Os funcionários viam Matteo como apenas um empresário ocupado? Ou será que, em algum nível, tinham consciência do que acontecia nos bastidores?
Porque eu sabia.
Sabia que ele não era apenas um homem de negócios ou um pai amoroso que viajava a trabalho. Sabia que, por trás do nome respeitável, ele era um capo. Um líder no mundo do crime, movendo peças de um jogo que a maioria das pessoas sequer imaginava existir.
E eu me perguntava se aquela aparente normalidade era apenas conveniência ou genuína ignorância.

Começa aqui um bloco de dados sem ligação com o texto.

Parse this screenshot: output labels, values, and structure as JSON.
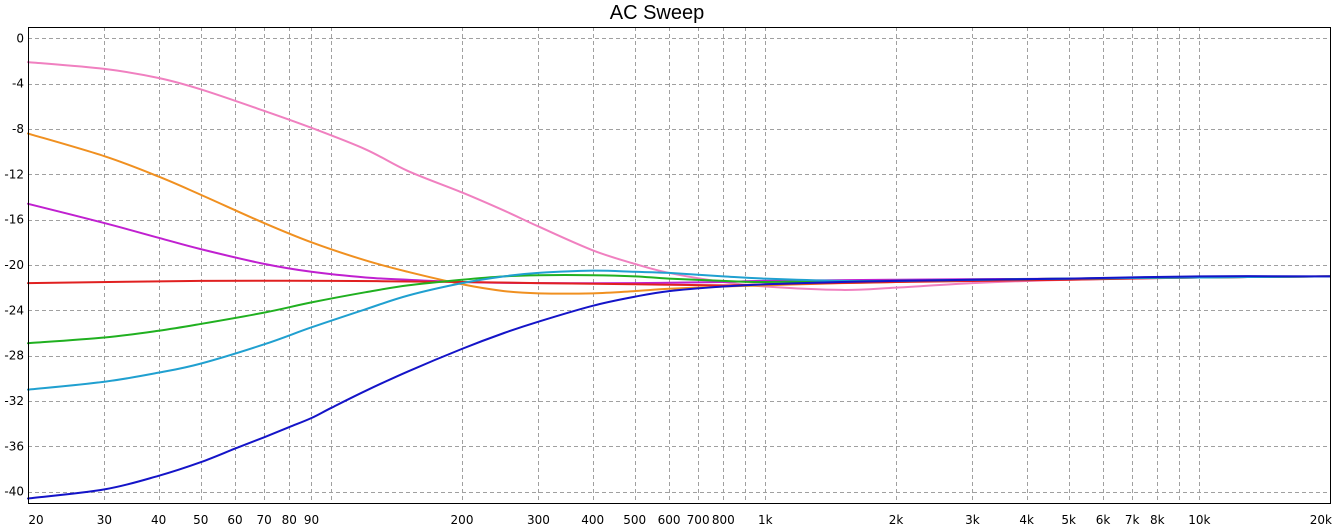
{
  "chart_data": {
    "type": "line",
    "title": "AC Sweep",
    "xlabel": "",
    "ylabel": "",
    "x_scale": "log",
    "xlim": [
      20,
      20000
    ],
    "ylim": [
      -41,
      1
    ],
    "grid": true,
    "x_ticks": [
      {
        "v": 20,
        "label": "20"
      },
      {
        "v": 30,
        "label": "30"
      },
      {
        "v": 40,
        "label": "40"
      },
      {
        "v": 50,
        "label": "50"
      },
      {
        "v": 60,
        "label": "60"
      },
      {
        "v": 70,
        "label": "70"
      },
      {
        "v": 80,
        "label": "80"
      },
      {
        "v": 90,
        "label": "90"
      },
      {
        "v": 200,
        "label": "200"
      },
      {
        "v": 300,
        "label": "300"
      },
      {
        "v": 400,
        "label": "400"
      },
      {
        "v": 500,
        "label": "500"
      },
      {
        "v": 600,
        "label": "600"
      },
      {
        "v": 700,
        "label": "700"
      },
      {
        "v": 800,
        "label": "800"
      },
      {
        "v": 1000,
        "label": "1k"
      },
      {
        "v": 2000,
        "label": "2k"
      },
      {
        "v": 3000,
        "label": "3k"
      },
      {
        "v": 4000,
        "label": "4k"
      },
      {
        "v": 5000,
        "label": "5k"
      },
      {
        "v": 6000,
        "label": "6k"
      },
      {
        "v": 7000,
        "label": "7k"
      },
      {
        "v": 8000,
        "label": "8k"
      },
      {
        "v": 10000,
        "label": "10k"
      },
      {
        "v": 20000,
        "label": "20k"
      }
    ],
    "x_grid_values": [
      20,
      30,
      40,
      50,
      60,
      70,
      80,
      90,
      100,
      200,
      300,
      400,
      500,
      600,
      700,
      800,
      900,
      1000,
      2000,
      3000,
      4000,
      5000,
      6000,
      7000,
      8000,
      9000,
      10000,
      20000
    ],
    "y_ticks": [
      {
        "v": 0,
        "label": "0"
      },
      {
        "v": -4,
        "label": "-4"
      },
      {
        "v": -8,
        "label": "-8"
      },
      {
        "v": -12,
        "label": "-12"
      },
      {
        "v": -16,
        "label": "-16"
      },
      {
        "v": -20,
        "label": "-20"
      },
      {
        "v": -24,
        "label": "-24"
      },
      {
        "v": -28,
        "label": "-28"
      },
      {
        "v": -32,
        "label": "-32"
      },
      {
        "v": -36,
        "label": "-36"
      },
      {
        "v": -40,
        "label": "-40"
      }
    ],
    "series": [
      {
        "color": "#f080c0",
        "x": [
          20,
          30,
          40,
          50,
          70,
          90,
          120,
          150,
          200,
          250,
          300,
          400,
          500,
          600,
          800,
          1000,
          1500,
          2000,
          3000,
          5000,
          10000,
          20000
        ],
        "y": [
          -2.1,
          -2.7,
          -3.5,
          -4.5,
          -6.4,
          -7.9,
          -9.8,
          -11.7,
          -13.6,
          -15.2,
          -16.6,
          -18.7,
          -19.9,
          -20.7,
          -21.5,
          -21.9,
          -22.2,
          -22.0,
          -21.6,
          -21.3,
          -21.1,
          -21.0
        ]
      },
      {
        "color": "#f09020",
        "x": [
          20,
          30,
          40,
          50,
          70,
          90,
          120,
          150,
          200,
          250,
          300,
          400,
          500,
          600,
          800,
          1000,
          1500,
          2000,
          3000,
          5000,
          10000,
          20000
        ],
        "y": [
          -8.4,
          -10.4,
          -12.2,
          -13.8,
          -16.3,
          -18.0,
          -19.6,
          -20.6,
          -21.7,
          -22.3,
          -22.5,
          -22.5,
          -22.3,
          -22.1,
          -21.9,
          -21.8,
          -21.6,
          -21.5,
          -21.3,
          -21.2,
          -21.1,
          -21.0
        ]
      },
      {
        "color": "#c020d0",
        "x": [
          20,
          30,
          40,
          50,
          70,
          90,
          120,
          150,
          200,
          300,
          500,
          800,
          1000,
          2000,
          5000,
          10000,
          20000
        ],
        "y": [
          -14.6,
          -16.3,
          -17.6,
          -18.6,
          -19.9,
          -20.6,
          -21.1,
          -21.3,
          -21.5,
          -21.6,
          -21.6,
          -21.5,
          -21.4,
          -21.3,
          -21.2,
          -21.1,
          -21.0
        ]
      },
      {
        "color": "#e02020",
        "x": [
          20,
          50,
          100,
          200,
          300,
          500,
          800,
          1000,
          2000,
          5000,
          10000,
          20000
        ],
        "y": [
          -21.6,
          -21.4,
          -21.4,
          -21.5,
          -21.6,
          -21.7,
          -21.8,
          -21.7,
          -21.5,
          -21.3,
          -21.1,
          -21.0
        ]
      },
      {
        "color": "#20b020",
        "x": [
          20,
          30,
          40,
          50,
          70,
          90,
          120,
          150,
          200,
          250,
          300,
          400,
          500,
          600,
          800,
          1000,
          2000,
          5000,
          10000,
          20000
        ],
        "y": [
          -26.9,
          -26.4,
          -25.8,
          -25.2,
          -24.2,
          -23.3,
          -22.4,
          -21.8,
          -21.3,
          -21.0,
          -20.9,
          -20.9,
          -21.0,
          -21.2,
          -21.4,
          -21.5,
          -21.4,
          -21.2,
          -21.1,
          -21.0
        ]
      },
      {
        "color": "#20a0d0",
        "x": [
          20,
          30,
          40,
          50,
          70,
          90,
          120,
          150,
          200,
          250,
          300,
          400,
          500,
          600,
          800,
          1000,
          1500,
          2000,
          5000,
          10000,
          20000
        ],
        "y": [
          -31.0,
          -30.3,
          -29.5,
          -28.7,
          -27.0,
          -25.5,
          -23.9,
          -22.7,
          -21.6,
          -21.0,
          -20.7,
          -20.5,
          -20.6,
          -20.7,
          -21.0,
          -21.2,
          -21.4,
          -21.4,
          -21.2,
          -21.1,
          -21.0
        ]
      },
      {
        "color": "#1414c8",
        "x": [
          20,
          30,
          40,
          50,
          60,
          70,
          80,
          90,
          100,
          120,
          150,
          200,
          250,
          300,
          400,
          500,
          600,
          800,
          1000,
          1500,
          2000,
          3000,
          5000,
          10000,
          20000
        ],
        "y": [
          -40.6,
          -39.8,
          -38.6,
          -37.4,
          -36.2,
          -35.2,
          -34.3,
          -33.5,
          -32.6,
          -31.1,
          -29.4,
          -27.4,
          -26.0,
          -25.0,
          -23.6,
          -22.8,
          -22.3,
          -21.9,
          -21.7,
          -21.5,
          -21.4,
          -21.3,
          -21.2,
          -21.0,
          -21.0
        ]
      }
    ]
  }
}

Teresa, por exemplo. Ela tratava Giorgia com tanto carinho, como se realmente acreditasse que seu patrão era apenas um viúvo atarefado. O professor… Ele falava de Matteo com respeito, mas sem medo. Sem hesitação.
Se sabiam, faziam questão de agir como se não soubessem.
Ou talvez, naquela casa, eu fosse a única que via a verdade por trás do nome Bianchi.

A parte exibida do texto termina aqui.